Max is not a dog that enjoys people who are strangers to me -in his face -which to me is understandable. The strangers that are real knowledgeable dog people he gets and likes. I always get compliments on my dogs they are gorgeous animals. I have given out their information who their breeders were a few times when running into people men women on the opposite end I had a women scream when they saw me and max in a pet store once she screamed and slithered away I had to laugh as max looked at me like wtf???? I may have said it out loud what he was thinking. I did tell her to relax we are in a PET store. When at the at the beach pavilion getting lunch I had a women scream when she saw Luna. These are the minority’s though and just the two situations that just stuck and remember.
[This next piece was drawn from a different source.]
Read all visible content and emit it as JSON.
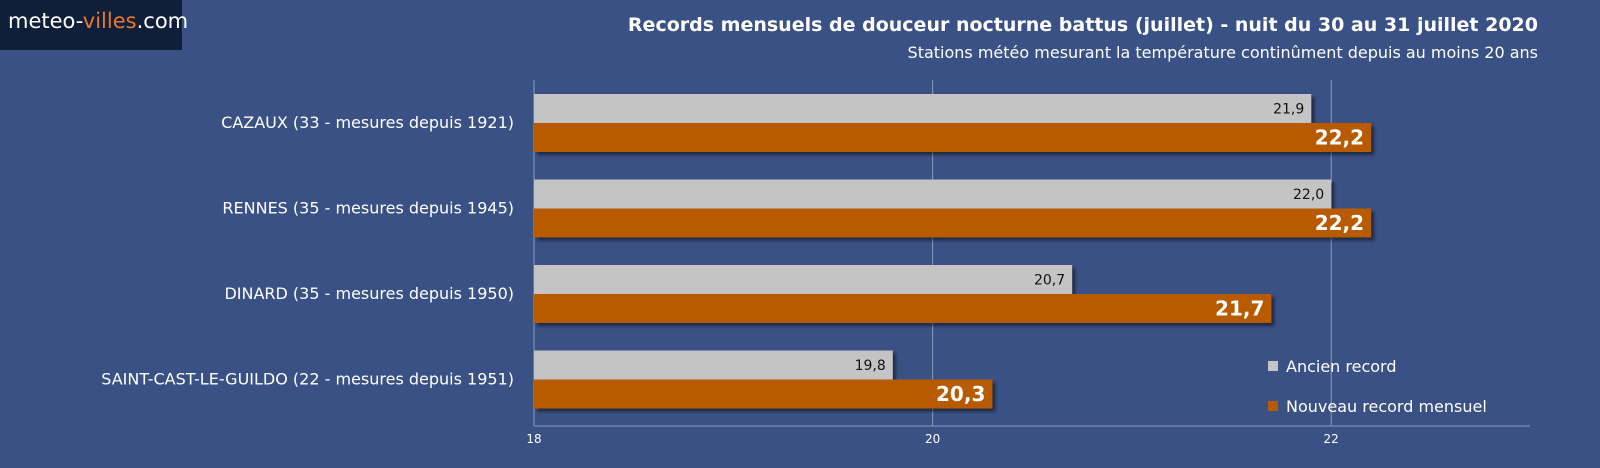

We took the dogs to the beach on a summer night and was talking to a band singer about their gsd. Lots of gsd people are found at beaches and or on hikes or gsd stories about their dogs.

Luna also not caring much to have strangers in her face even though more socially outgoing she will go with the flow more happy and adjust - for instance - When we are at the vet I think she runs up to staff just to say please don’t hurt me it’s her charmed strategy at the vets office she knows there is no other way. Max will be more like be done and I’m not your friend.

Often they both attract lots of gsd stories. My first gsd I remember being hunted down a few times people wanting to breed him mostly men. One time a pit bull owner. One was a brother whose sister was a canine officer. One time I was being followed in a truck it was a bit crazy all for my dog lol! He was never your average gsd. I still have not seen any like him or even close back then or today.